Evaluate how your business will look like going forward and revisit your strategy to align it to the new market realities
Organisations adjusted and adapted differently to the pandemic’s impact on the market’s demand for their products and services. Some digitised their offerings with online shopping channels and contactless fulfillment processes, and others had to commit to longer term changes to compete with digital leaders.

Transforming operations requires proper planning and frequent evaluation but we must also look into strengthening the liquidity position and capital structure to face the uncertainties and new scenarios that may unfold.

The bigger challenges are faced by businesses that depend on physical availability of their employees and physical interactions with their customers. Health and safety is at the top of their agenda but their liquidity is at a greater threat when their business is prohibited from opening because their offerings are classified as non- essential services.

Listen to your customers and analyse their experience to enhance your products and services
To remain relevant, we must compete and lead which is centered on the changing behaviours and preferences of our customers. Analysing customer data and running predictive analytics will provide us clarity of future trends to optimise the customer experience.

Organisations recognise that this requires talent and skills and they have set up innovative platforms to challenge their employees to solve real problems from ideation to implementation. Those who actively listen and solicit feedback from their customers will excel provided they are also agile to align with new expectations.

Adjust your supply chain to minimise disruptions and ensure reliability
COVID-19 greatly exposed supply chain disruption risk which has forced organisations to quickly evaluate the new regulations, the changing preferences of customers, as well as the quality, cost and time performance of domestic and regional suppliers.

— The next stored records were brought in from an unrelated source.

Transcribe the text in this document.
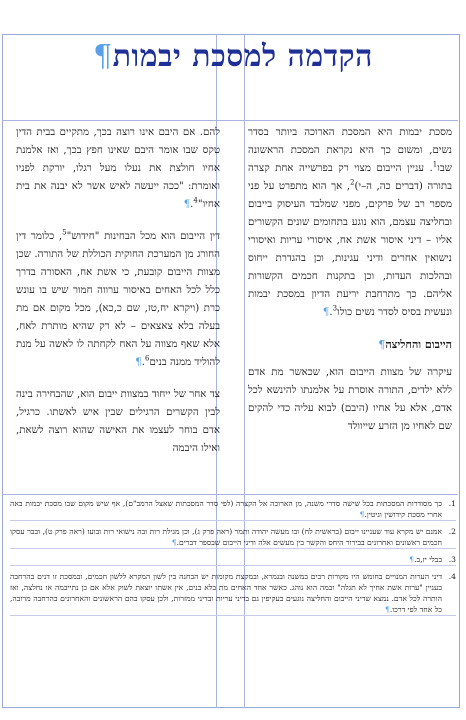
הקדמה למסכת יבמות¶

מסכת יבמות היא המסכת הארוכה ביותר בסדר נשים, ומשום כך היא נקראת המסכת הראשונה שבו$^1$. עניין הייבום מצוי רק בפרשייה אחת קצרה בתורה (דברים כה, ה–י)$^2$, אך הוא מתפרט על פני מספר רב של פרקים, מפני שמלבד העיסוק בייבום ובחליצה עצמם, הוא נוגע בתחומים שונים הקשורים אליו – דיני איסור אשת אח, איסורי עריות ואיסורי נישואין אחרים ודיני עגינות, וכן בהגדרת ייחוס ובהלכות העדות, וכן בתקנות חכמים הקשורות אליהם. כך מתרחבת יריעת הדיון במסכת יבמות ונעשית בסיס לסדר נשים כולו$^3$.¶

הייבום והחליצה¶

עיקרה של מצוות הייבום הוא, שכאשר מת אדם ללא ילדים, התורה אוסרת על אלמנתו להינשא לכל אדם, אלא על אחיו (היבם) לבוא עליה כדי להקים שם לאחיו מן הזרע שייוולד

להם. אם היבם אינו רוצה בכך, מתקיים בבית הדין טקס שבו אומר היבם שאינו חפץ בכך, ואז אלמנת אחיו חולצת את נעלו מעל רגלו, יורקת לפניו ואומרת: "ככה ייעשה לאיש אשר לא יבנה את בית אחיו"$^4$.¶

דין הייבום הוא מכל הבחינות "חידוש"$^5$, כלומר דין החורג מן המערכת החוקית הכוללת של התורה. שכן מצוות הייבום קובעת, כי אשת אח, האסורה בדרך כלל לכל האחים באיסור ערווה חמור שיש בו עונש כרת (ויקרא יח,טז, שם כ,כא), מכל מקום אם מת בעלה בלא צאצאים – לא רק שהיא מותרת לאח, אלא שאף מצווה על האח לקחתה לו לאשה על מנת להוליד ממנה בנים$^6$.¶

צד אחר של ייחוד במצוות ייבום הוא, שהבחירה בינה לבין הקשרים הרגילים שבין איש לאשתו. כרגיל, אדם בוחר לעצמו את האישה שהוא רוצה לשאת, ואילו היבמה

1.
כך מסודרות המסכתות בכל שישה סדרי משנה, מן הארוכה אל הקצרה (לפי סדר המסכתות שאצל הרמב"ם), אף שיש מקום שבו מסכת יבמות באה אחרי מסכת קידושין וגיטין.¶
2.
אמנם יש מקרא עוד שעניינו ייבום (בראשית לח) ובו מעשה יהודה ותמר (ראה פרק ג), וכן מגילת רות ובה נישואי רות ובועז (ראה פרק ט), וכבר עסקו חכמים ראשונים ואחרונים בבירור היחס והקשר בין מעשים אלה ודיני הייבום שבספר דברים.¶
3.
בבלי יז,ב.¶
4.
דיני הערות המנויים בחומש היו מקורות רבים במשנה ובגמרא, ובמקצת מקומות יש הבחנה בין לשון המקרא ללשון חכמים, ובמסכת זו דנים בהרחבה בעניין "ערות אשת אחיך לא תגלה" ובמה הוא נוהג. כאשר אחד האחים מת בלא בנים, אין אשתו יוצאת לשוק אלא אם כן נתייבמה או נחלצה, ואז הותרה לכל אדם. נמצא שדיני הייבום והחליצה נוגעים בעקיפין גם בדיני עריות ובדיני ממזרות, ולכן עסקו בהם הראשונים והאחרונים בהרחבה מרובה, כל אחד לפי דרכו.¶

Learn from digital leaders on how they successfully navigated the pandemic and embrace the lessons learned
Some organisations went all out with digitally advanced competitors with a “get it done” attitude. One great example is how a two-year old startup in Oman sold a digital solution, which was highly relevant during COVID-19 to the biggest organisation in Oman.

The winners during such times are those who make radical decisions, and implement digitalisation initiatives to ensure they achieve higher levels of connectivity with their employees, customers, suppliers and business partners.

The pandemic taught us to rapidly embrace change and take calculated risks to accommodate growth, acquire more customers and place less dependency on people. It is time to assess different parts of our business and determine how we enrich customer experience, introduce new digital channels, reskill and upskill employees, deliver contactless services and products, and de-risk the supply chain.

Build confidence in the effectiveness of internal controls over financial reporting
During economic downturns; there is a tendency for misstatements in financial reporting. More changes and initiatives are undertaken and as such, it creates opportunities for internal control deficiencies and fraud.

We must exercise increased vigilance in such times and pay attention to critical matters that are raised by auditors.

Strengthen cyber security measures to address potential threats arising from the technologies we use
Security and privacy are highly relevant especially after transitioning to a remote workplace. The work environment will be more digitalised as we evolve and there will be more emphasis on reimagined processes, automation and hyper scalability.

Prepare for another wave of COVID-19, and a potential lockdown
It is time to test our resiliency and agility to ensure we can effectively work remotely, engage with our customers, adopt robust security measures, and implement ongoing changes in our business models and processes.

Now is the time more than ever to closely collaborate internally and externally so we can navigate these challenges with disruptive thinking to transform our business and be more future ready.